Napoleone, che definiva il golfo spezzino come “il più bello dell’universo”, vi vedeva il luogo ideale per costruire un porto militare. Il Conte di Cavour raccolse questo sogno e volle trasferire da Genova a La Spezia l’Arsenale della Marina militare del Regno di Sardegna (1853). L’Arsenale (inaugurato nel 1869), le attività e gli impianti a esso connessi trasformarono l’assetto urbanistico della città, che da piccola cittadina murata divenne grande piazzaforte marittima.

Da secoli La Spezia esprime una forte vocazione legata alle costruzioni navali e al settore della difesa. Degna testimone di questa inclinazione è OTO Melara (oggi Leonardo Divisione Elettronica – BU Sistemi di Difesa). È il 1905 quando le Acciaierie di Terni stringono un accordo con l’inglese Vickers costituendo la Vickers-Terni, Società Italiana di Artiglieria e Armamenti, per la costruzione e l’esercizio di una fabbrica d’armi pesanti. Da allora, la produzione dell’azienda in campo navale, terrestre e aeronautico non ha mai tirato il freno, facendo dell’impresa uno dei maggiori interlocutori industriali delle Forze Armate di tutto il mondo. I suoi prodotti oggi sono venduti a oltre 60 paesi dei 5 continenti.

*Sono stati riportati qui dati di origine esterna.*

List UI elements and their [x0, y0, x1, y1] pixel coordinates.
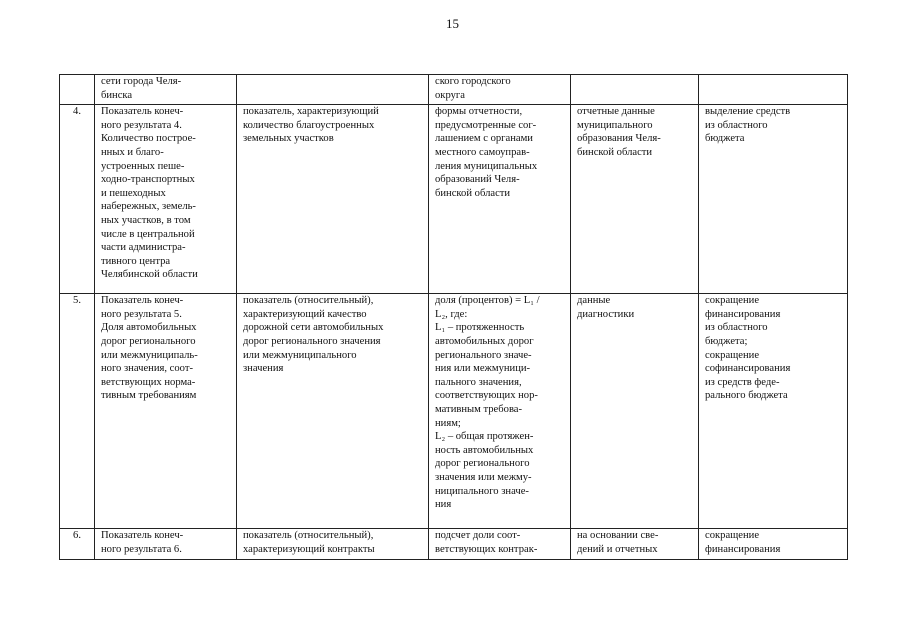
- table-cell-col4: [429, 75, 571, 105]
- cell-text-line: бинской области: [577, 146, 653, 158]
- indicator-table: [59, 74, 848, 560]
- cell-text-line: регионального значе-: [435, 349, 532, 361]
- cell-text-line: формы отчетности,: [435, 106, 523, 118]
- table-cell-col4: [429, 105, 571, 294]
- cell-text-line: из средств феде-: [705, 376, 780, 388]
- table-row: [60, 294, 848, 529]
- cell-text-line: Показатель конеч-: [101, 295, 184, 307]
- cell-text-line: дорожной сети автомобильных: [243, 322, 384, 334]
- cell-text-line: ного значения, соот-: [101, 363, 193, 375]
- cell-text-line: доля (процентов) = L₁ /: [435, 295, 540, 307]
- cell-text-line: ного результата 6.: [101, 543, 182, 555]
- cell-text-line: из областного: [705, 322, 768, 334]
- cell-text-line: значения или межму-: [435, 471, 532, 483]
- cell-text-line: ления муниципальных: [435, 160, 538, 172]
- row-number-cell: 5.: [60, 294, 95, 529]
- cell-text-line: тивного центра: [101, 255, 171, 267]
- table-cell-col3: [237, 529, 429, 560]
- cell-text-line: выделение средств: [705, 106, 791, 118]
- cell-text-line: ного результата 5.: [101, 308, 182, 320]
- cell-text-line: отчетные данные: [577, 106, 655, 118]
- cell-text-line: ского городского: [435, 76, 511, 87]
- table-cell-col2: [95, 529, 237, 560]
- cell-text-line: лашением с органами: [435, 133, 533, 145]
- table-cell-col5: [571, 529, 699, 560]
- table-cell-col4: [429, 529, 571, 560]
- cell-text-line: или межмуниципального: [243, 349, 357, 361]
- table-cell-col2: [95, 105, 237, 294]
- cell-text-line: финансирования: [705, 543, 781, 555]
- cell-text-line: значения: [243, 363, 284, 375]
- cell-text-line: софинансирования: [705, 363, 791, 375]
- table-cell-col6: [699, 105, 848, 294]
- table-cell-col3: [237, 75, 429, 105]
- cell-text-line: на основании све-: [577, 530, 659, 542]
- cell-text-line: Показатель конеч-: [101, 530, 184, 542]
- cell-text-line: сети города Челя-: [101, 76, 182, 87]
- table-body: [60, 75, 848, 560]
- cell-text-line: ниям;: [435, 417, 461, 429]
- cell-text-line: L₂, где:: [435, 308, 468, 320]
- cell-text-line: ветствующих контрак-: [435, 543, 538, 555]
- row-number-cell: 4.: [60, 105, 95, 294]
- table-cell-col6: [699, 529, 848, 560]
- cell-text-line: сокращение: [705, 295, 760, 307]
- cell-text-line: Доля автомобильных: [101, 322, 197, 334]
- cell-text-line: из областного: [705, 119, 768, 131]
- cell-text-line: бюджета;: [705, 335, 748, 347]
- cell-text-line: тивным требованиям: [101, 390, 197, 402]
- cell-text-line: бюджета: [705, 133, 745, 145]
- cell-text-line: L₂ – общая протяжен-: [435, 431, 534, 443]
- cell-text-line: части администра-: [101, 242, 186, 254]
- table-cell-col6: [699, 294, 848, 529]
- cell-text-line: земельных участков: [243, 133, 334, 145]
- cell-text-line: ных участков, в том: [101, 214, 191, 226]
- cell-text-line: числе в центральной: [101, 228, 195, 240]
- cell-text-line: бинска: [101, 89, 133, 101]
- cell-text-line: финансирования: [705, 308, 781, 320]
- cell-text-line: образования Челя-: [577, 133, 661, 145]
- cell-text-line: пального значения,: [435, 376, 522, 388]
- cell-text-line: ветствующих норма-: [101, 376, 196, 388]
- table-cell-col6: [699, 75, 848, 105]
- cell-text-line: автомобильных дорог: [435, 335, 534, 347]
- cell-text-line: показатель (относительный),: [243, 295, 374, 307]
- cell-text-line: дорог регионального: [435, 458, 530, 470]
- cell-text-line: нных и благо-: [101, 146, 164, 158]
- cell-text-line: округа: [435, 89, 465, 101]
- table-cell-col5: [571, 75, 699, 105]
- table-cell-col2: [95, 75, 237, 105]
- cell-text-line: соответствующих нор-: [435, 390, 538, 402]
- cell-text-line: Челябинской области: [101, 269, 198, 281]
- table-cell-col2: [95, 294, 237, 529]
- cell-text-line: Показатель конеч-: [101, 106, 184, 118]
- table-cell-col3: [237, 105, 429, 294]
- cell-text-line: набережных, земель-: [101, 201, 196, 213]
- cell-text-line: образований Челя-: [435, 174, 520, 186]
- cell-text-line: предусмотренные сог-: [435, 119, 537, 131]
- table-cell-col5: [571, 294, 699, 529]
- cell-text-line: дорог регионального значения: [243, 335, 381, 347]
- cell-text-line: ного результата 4.: [101, 119, 182, 131]
- cell-text-line: бинской области: [435, 187, 511, 199]
- cell-text-line: дений и отчетных: [577, 543, 658, 555]
- cell-text-line: Количество построе-: [101, 133, 196, 145]
- row-number-cell: 6.: [60, 529, 95, 560]
- cell-text-line: устроенных пеше-: [101, 160, 185, 172]
- cell-text-line: сокращение: [705, 530, 760, 542]
- cell-text-line: дорог регионального: [101, 335, 196, 347]
- cell-text-line: L₁ – протяженность: [435, 322, 525, 334]
- row-number-cell: [60, 75, 95, 105]
- table-cell-col3: [237, 294, 429, 529]
- cell-text-line: и пешеходных: [101, 187, 166, 199]
- cell-text-line: муниципального: [577, 119, 653, 131]
- page-number: 15: [446, 16, 459, 31]
- table-row: [60, 75, 848, 105]
- table-cell-col5: [571, 105, 699, 294]
- table-row: [60, 105, 848, 294]
- cell-text-line: ниципального значе-: [435, 485, 529, 497]
- cell-text-line: ния: [435, 499, 452, 511]
- cell-text-line: диагностики: [577, 308, 635, 320]
- cell-text-line: мативным требова-: [435, 403, 523, 415]
- cell-text-line: данные: [577, 295, 611, 307]
- cell-text-line: ния или межмуници-: [435, 363, 531, 375]
- cell-text-line: показатель (относительный),: [243, 530, 374, 542]
- cell-text-line: или межмуниципаль-: [101, 349, 198, 361]
- cell-text-line: характеризующий качество: [243, 308, 367, 320]
- cell-text-line: подсчет доли соот-: [435, 530, 521, 542]
- table-row: [60, 529, 848, 560]
- cell-text-line: рального бюджета: [705, 390, 788, 402]
- cell-text-line: сокращение: [705, 349, 760, 361]
- cell-text-line: показатель, характеризующий: [243, 106, 379, 118]
- cell-text-line: количество благоустроенных: [243, 119, 375, 131]
- cell-text-line: ходно-транспортных: [101, 174, 195, 186]
- cell-text-line: ность автомобильных: [435, 444, 534, 456]
- cell-text-line: местного самоуправ-: [435, 146, 530, 158]
- table-cell-col4: [429, 294, 571, 529]
- cell-text-line: характеризующий контракты: [243, 543, 375, 555]
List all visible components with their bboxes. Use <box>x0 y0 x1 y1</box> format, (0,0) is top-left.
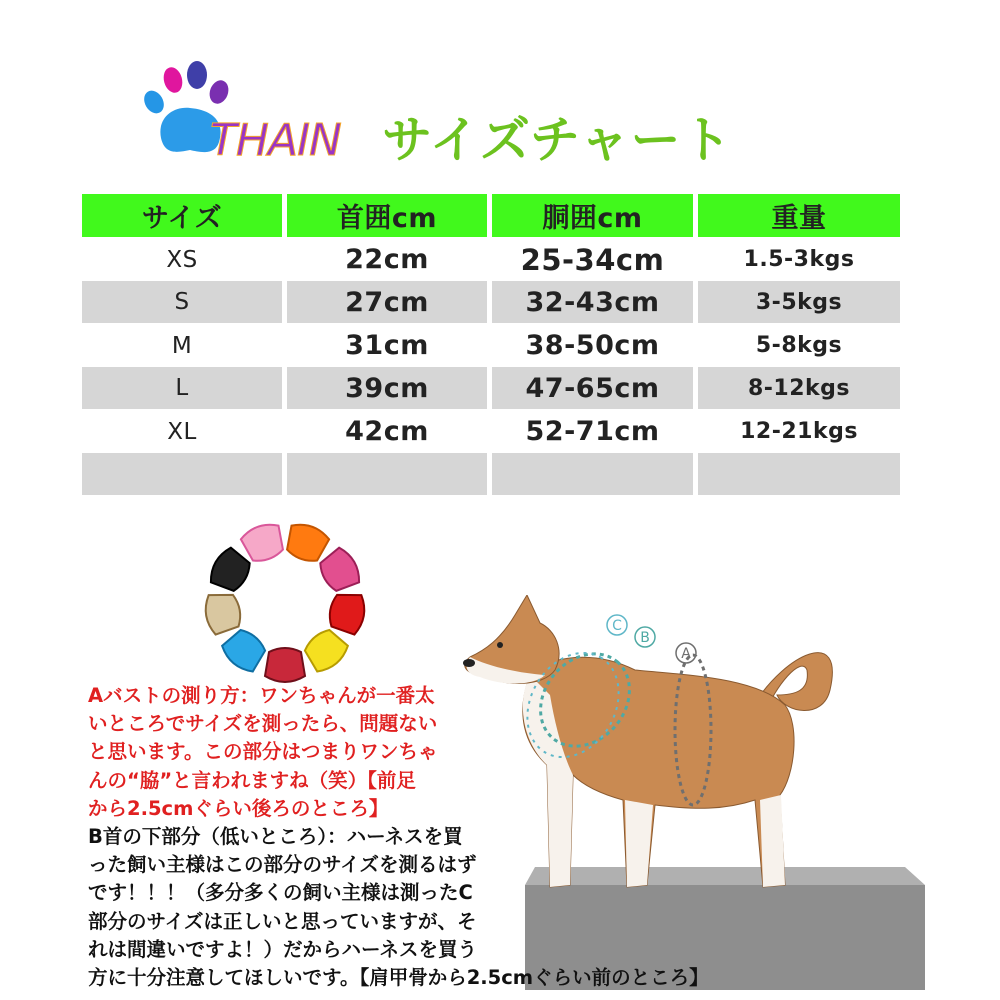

L’Associazione Museo della Melara, nata nel 1985 e ora parte del Sistema Museale e Archivistico Integrato a cura di Fondazione Leonardo-Civiltà delle Macchine, tutela, gestisce e valorizza il patrimonio storico e culturale aziendale, tra cui un importante archivio documentario. Dal 2019, l’associazione, l’archivio e l’area espositiva trovano spazio nella restaurata ex Portineria Sud dello stabilimento Leonardo, nella zona industriale a est del centro città. L’archivio e il centro di documentazione conservano fotografie, filmati e documenti che restituiscono al visitatore un suggestivo racconto sullo stabilimento e sugli uomini e le donne che vi hanno lavorato. Inoltre, in esposizione, alcuni modellini di prodotti storici targati OTO Melara del settore terrestre e navale.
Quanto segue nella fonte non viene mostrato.